What at the time was far less obvious to most, even if a few could foresee it, was that in enabling DWDM transmission, the optical amplifier seemed to be preparing the way to fundamentally new network architecture using wavelengths as the networked parameter, the common unit of “currency” for enabling and building a network. These WDM networks, while they also depended on an array of other new technologies, including, most importantly, optical switching elements to construct the OADM and OXC networking elements, depended on optical amplifiers not just to enable WDM networks but additionally to compensate for that losses in these switching elements. There are both CWDM OADM and DWDM OADM in Fiberstore, where you can buy the 4CH CWDM OADM that equivalent CWDM-OADM4-1 with excellent compatibility to Cisco. WDM networks offered the possibility to provision, manage, and protect capacity according to wavelength “chunks” via fully flexible, switched wavelength networks.
While to many this vision appeared far-out, it was actually a very natural consequence of adopting WDM for transmission systems.
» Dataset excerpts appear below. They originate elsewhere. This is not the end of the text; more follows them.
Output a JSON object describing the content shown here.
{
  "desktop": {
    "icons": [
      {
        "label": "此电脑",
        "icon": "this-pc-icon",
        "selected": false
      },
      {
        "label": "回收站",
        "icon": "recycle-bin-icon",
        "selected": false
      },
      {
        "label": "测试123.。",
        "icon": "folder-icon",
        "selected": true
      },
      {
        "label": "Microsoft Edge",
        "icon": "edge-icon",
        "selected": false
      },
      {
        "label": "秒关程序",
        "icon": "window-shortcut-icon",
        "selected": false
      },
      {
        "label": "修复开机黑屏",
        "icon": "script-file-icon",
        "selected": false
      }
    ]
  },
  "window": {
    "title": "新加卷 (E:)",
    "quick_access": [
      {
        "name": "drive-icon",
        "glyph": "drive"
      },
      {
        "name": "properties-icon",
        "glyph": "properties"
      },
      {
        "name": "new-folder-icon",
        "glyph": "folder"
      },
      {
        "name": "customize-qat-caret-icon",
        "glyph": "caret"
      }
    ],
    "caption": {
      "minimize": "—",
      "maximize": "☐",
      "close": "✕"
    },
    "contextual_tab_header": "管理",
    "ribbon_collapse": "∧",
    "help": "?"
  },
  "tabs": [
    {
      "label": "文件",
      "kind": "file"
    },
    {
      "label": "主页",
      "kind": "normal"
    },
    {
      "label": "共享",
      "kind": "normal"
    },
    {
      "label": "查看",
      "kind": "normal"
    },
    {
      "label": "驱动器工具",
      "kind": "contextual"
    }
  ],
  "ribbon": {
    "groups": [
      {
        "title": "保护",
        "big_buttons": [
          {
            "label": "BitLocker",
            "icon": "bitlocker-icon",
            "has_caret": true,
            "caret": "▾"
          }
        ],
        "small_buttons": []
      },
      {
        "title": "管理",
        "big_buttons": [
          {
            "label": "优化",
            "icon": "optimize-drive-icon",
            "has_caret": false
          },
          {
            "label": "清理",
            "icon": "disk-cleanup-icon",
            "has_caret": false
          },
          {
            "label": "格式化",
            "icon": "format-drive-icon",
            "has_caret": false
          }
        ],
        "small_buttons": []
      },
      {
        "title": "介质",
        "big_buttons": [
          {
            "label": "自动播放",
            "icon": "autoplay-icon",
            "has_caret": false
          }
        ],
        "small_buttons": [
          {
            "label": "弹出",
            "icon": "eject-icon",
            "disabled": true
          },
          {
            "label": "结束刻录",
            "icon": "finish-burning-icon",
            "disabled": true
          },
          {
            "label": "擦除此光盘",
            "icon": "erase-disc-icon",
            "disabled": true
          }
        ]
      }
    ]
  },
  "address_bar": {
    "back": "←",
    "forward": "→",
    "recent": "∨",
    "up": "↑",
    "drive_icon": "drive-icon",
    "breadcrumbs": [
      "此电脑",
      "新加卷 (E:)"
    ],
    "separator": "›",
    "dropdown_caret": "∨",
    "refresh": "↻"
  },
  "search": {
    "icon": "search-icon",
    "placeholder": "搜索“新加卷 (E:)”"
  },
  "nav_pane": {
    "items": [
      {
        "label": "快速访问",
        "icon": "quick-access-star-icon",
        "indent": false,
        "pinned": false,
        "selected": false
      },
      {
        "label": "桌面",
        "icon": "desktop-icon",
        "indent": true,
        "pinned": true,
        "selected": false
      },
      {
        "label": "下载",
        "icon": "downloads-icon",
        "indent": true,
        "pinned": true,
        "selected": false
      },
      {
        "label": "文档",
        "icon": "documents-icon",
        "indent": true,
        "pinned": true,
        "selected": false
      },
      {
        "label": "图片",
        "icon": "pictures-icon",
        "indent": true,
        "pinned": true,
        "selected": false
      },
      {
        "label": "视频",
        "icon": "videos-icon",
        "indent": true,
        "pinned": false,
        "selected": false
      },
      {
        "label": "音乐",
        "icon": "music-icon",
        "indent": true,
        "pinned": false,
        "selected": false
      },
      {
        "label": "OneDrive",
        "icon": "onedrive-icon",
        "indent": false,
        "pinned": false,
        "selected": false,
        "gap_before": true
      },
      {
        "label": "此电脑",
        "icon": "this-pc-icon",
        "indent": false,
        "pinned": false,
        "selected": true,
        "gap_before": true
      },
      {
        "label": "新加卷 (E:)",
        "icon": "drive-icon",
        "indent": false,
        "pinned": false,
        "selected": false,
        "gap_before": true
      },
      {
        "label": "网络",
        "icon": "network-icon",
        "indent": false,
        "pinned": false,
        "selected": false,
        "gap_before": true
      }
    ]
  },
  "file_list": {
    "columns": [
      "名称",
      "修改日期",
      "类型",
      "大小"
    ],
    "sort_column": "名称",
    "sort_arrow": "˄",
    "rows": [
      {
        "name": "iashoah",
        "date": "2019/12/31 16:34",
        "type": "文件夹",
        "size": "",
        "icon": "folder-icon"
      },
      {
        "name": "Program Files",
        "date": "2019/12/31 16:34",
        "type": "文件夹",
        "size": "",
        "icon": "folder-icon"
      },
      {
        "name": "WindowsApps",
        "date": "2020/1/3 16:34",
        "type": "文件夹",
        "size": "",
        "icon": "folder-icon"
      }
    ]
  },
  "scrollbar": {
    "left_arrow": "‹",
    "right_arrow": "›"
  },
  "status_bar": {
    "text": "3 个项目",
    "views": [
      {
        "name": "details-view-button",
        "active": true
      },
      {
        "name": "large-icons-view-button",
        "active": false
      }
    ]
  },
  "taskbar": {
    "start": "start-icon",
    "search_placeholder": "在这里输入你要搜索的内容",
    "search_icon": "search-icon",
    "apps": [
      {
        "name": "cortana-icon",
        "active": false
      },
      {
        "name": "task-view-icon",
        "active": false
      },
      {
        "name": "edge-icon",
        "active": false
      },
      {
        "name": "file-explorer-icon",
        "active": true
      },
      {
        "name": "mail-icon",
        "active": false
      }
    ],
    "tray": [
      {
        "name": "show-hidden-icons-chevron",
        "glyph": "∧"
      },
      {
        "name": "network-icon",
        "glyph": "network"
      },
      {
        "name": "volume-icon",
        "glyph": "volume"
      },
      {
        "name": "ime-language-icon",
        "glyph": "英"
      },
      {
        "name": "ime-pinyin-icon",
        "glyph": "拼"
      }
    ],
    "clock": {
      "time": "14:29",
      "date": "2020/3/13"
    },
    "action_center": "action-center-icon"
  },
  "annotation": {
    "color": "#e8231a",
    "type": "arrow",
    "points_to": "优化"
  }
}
Nevertheless, a tremendous worldwide research effort was required to provide the base of knowledge needed to answer key questions, invent and develop new technologies, and refine and demonstrate the worth proposition of WDM networks to convince providers around the globe to deploy these networks for both long-haul and metro networks. Not restricted to fiber amplifiers, for example DWDM EDFA and Raman fiber amplifier, additionally they address the possibility role of semiconductor amplifiers with its somewhat less ideal temporal characteristics but possible cost advantages, particularly when integrated on one photonic integrated circuit along with other optical functions. That role seems particularly interesting for future metro and access applications.